Het model dat NOM vandaag introduceert, heet Opportunity To See Advertising (OTSA) en de gegevens die eruit voortkomen maken inzichtelijk hoeveel mensen de kans hebben om een advertentiepagina van een specifieke branche in een dagblad of publiekstijdschrift te zien.
Volgens NOM-directeur Irena Petric komt daarmee een lang gekoesterde wens uit van (BVA-)adverteerders en de in PMA verenigde mediabureaus. ‘Uitgevers doen wel individueel regelmatig onderzoek naar bereik van specifieke advertenties, maar branchebreed gebeurde dat nog nooit.’
Tien branches
Het is wel lastig om reclamebereik grootschalig en op continue basis te meten. Petric: ‘NOM meet al 170 dagbladen en tijdschriften continu en die vragenlijsten zijn al behoorlijk lang. Als we alle respondenten ook nog gaan ondervragen over alle advertenties, dan houden ze geen tijd meer over.’ Er is daarom gekozen voor een voorspellingsmodel. Op basis van een apart onderzoek – uitgevoerd door GfK – waarin reclamebereik feitelijk is gemeten, is een model gemaakt waarmee het zien van advertentiepagina’s in alle dagbladen en tijdschriften kan worden voorspeld. Dit model is gebouwd door ABF Research.
‘Het bereik van de pagina waarop de advertentie staat, noemen we reclamebereik. Daarnaast worden zaken die invloed hebben ook gemeten. Vrouwen zien bijvoorbeeld meer advertenties voor mode en mannen voor auto’s. Dat telt mee. Daarnaast is ook belangrijk waar een advertentie staat. Bijvoorbeeld op de achterpagina of cover twee. Verder tellen ook het formaat en de kleur van de advertentie mee en de branche. In het model zijn tien branches opgenomen waarvoor de voorspelling van reclamebereik kan worden gedaan: persoonlijke verzorging, mode, horeca/toerisme, transport, voeding/genotsmiddelen, telecom/ICT, retail, huis en tuin, financiële dienstverlening en consumentenelektronica. Omdat we per titel publiceren, krijg je dus per titel tien getallen.’
Leesintensiteit
De grootste voorspeller blijkt de leesintensiteit te zijn, zegt Petric. ‘Hoe meer men leest, hoe groter de kans dat de lezer ook een advertentiepagina bekijkt. Op zich logisch, want als je het hele blad of de hele krant doorleest, dan kom je de advertenties vanzelf tegen.’

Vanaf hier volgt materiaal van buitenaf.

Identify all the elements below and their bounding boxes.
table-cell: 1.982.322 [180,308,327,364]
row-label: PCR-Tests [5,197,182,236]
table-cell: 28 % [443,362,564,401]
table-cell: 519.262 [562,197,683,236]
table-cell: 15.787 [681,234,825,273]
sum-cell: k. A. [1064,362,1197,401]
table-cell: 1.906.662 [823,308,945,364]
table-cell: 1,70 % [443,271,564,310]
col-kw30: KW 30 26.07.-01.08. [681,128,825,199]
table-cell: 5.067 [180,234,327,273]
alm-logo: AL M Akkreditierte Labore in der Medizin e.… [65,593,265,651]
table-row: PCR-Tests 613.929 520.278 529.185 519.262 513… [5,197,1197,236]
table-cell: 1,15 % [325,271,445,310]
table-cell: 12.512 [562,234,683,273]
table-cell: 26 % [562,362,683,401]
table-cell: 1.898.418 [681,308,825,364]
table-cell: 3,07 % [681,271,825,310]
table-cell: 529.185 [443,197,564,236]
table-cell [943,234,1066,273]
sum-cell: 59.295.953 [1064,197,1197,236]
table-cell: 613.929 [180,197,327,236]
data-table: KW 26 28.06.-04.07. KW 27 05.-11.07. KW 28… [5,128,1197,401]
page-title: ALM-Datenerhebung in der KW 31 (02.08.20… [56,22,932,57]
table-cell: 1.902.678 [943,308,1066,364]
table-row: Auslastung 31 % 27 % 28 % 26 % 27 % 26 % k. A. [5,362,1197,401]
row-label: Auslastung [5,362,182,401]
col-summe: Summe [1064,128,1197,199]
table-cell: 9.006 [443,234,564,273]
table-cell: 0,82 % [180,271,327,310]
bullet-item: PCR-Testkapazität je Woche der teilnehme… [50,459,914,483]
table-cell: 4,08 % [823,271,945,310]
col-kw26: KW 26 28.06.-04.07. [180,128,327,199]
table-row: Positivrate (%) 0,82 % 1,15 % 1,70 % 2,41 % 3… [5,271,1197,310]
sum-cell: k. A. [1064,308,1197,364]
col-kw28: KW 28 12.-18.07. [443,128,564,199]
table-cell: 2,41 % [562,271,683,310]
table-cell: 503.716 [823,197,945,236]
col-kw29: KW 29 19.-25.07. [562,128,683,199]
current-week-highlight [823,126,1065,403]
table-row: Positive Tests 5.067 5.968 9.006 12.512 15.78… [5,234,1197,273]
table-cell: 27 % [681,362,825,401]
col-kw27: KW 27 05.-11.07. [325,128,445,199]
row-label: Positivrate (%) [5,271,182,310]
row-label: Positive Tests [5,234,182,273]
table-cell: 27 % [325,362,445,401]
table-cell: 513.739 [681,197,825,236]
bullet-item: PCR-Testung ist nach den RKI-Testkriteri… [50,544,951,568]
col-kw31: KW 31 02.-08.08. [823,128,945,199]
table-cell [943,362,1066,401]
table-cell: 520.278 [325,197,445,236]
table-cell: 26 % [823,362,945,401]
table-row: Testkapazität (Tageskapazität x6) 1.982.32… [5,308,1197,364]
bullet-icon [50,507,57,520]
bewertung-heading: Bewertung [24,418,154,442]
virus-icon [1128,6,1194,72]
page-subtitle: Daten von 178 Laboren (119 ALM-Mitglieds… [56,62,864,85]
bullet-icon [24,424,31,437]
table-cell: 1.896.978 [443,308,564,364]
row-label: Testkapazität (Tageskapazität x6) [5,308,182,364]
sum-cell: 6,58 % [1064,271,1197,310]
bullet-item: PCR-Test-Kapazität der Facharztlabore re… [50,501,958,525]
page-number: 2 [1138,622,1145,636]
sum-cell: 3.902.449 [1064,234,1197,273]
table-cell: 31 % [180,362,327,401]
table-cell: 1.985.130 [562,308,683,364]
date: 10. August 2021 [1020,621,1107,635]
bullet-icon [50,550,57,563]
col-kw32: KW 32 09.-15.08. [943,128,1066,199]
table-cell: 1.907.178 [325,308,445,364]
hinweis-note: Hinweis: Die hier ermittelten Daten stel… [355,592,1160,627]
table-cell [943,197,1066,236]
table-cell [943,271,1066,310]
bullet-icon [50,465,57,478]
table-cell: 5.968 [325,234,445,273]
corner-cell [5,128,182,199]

De OTSA-formule wordt opgenomen in print mediaplanningssoftware. ‘Het onderzoek is goed te vergelijken met gemiddeld bereik, wat nog de currency is waarop gepland wordt.’ Omdat er veel discussie is over hoe de data te gebruiken, heeft het NOM een brochure gemaakt (die vanaf later vandaag hier te downloaden is) met de titel ‘Alles over print’. Daarin wordt een overzicht gegeven van alle collectieve informatie die beschikbaar is over printmedia en de advertentiemarkt.
Petric: ‘Met de komst van OTSA bieden we voor het eerst alle informatie die we vanuit mediumperspectief kunnen leveren. Dat is een grote stap. Stel ik ben Unilever-marketeer voor Calvé en ik heb een advertentie in Libelle dan weet ik niet alleen hoeveel lezers er zijn, maar ook hoeveel lezers er daadwerkelijk een foodadvertentie zien. Zo kun je als mediaplanner efficiënter plannen en een uitgever kan een betere differentiatie maken. Met OTSA willen we de toegevoegde waarde uitdrukken die een titel aan reclamebereik levert.’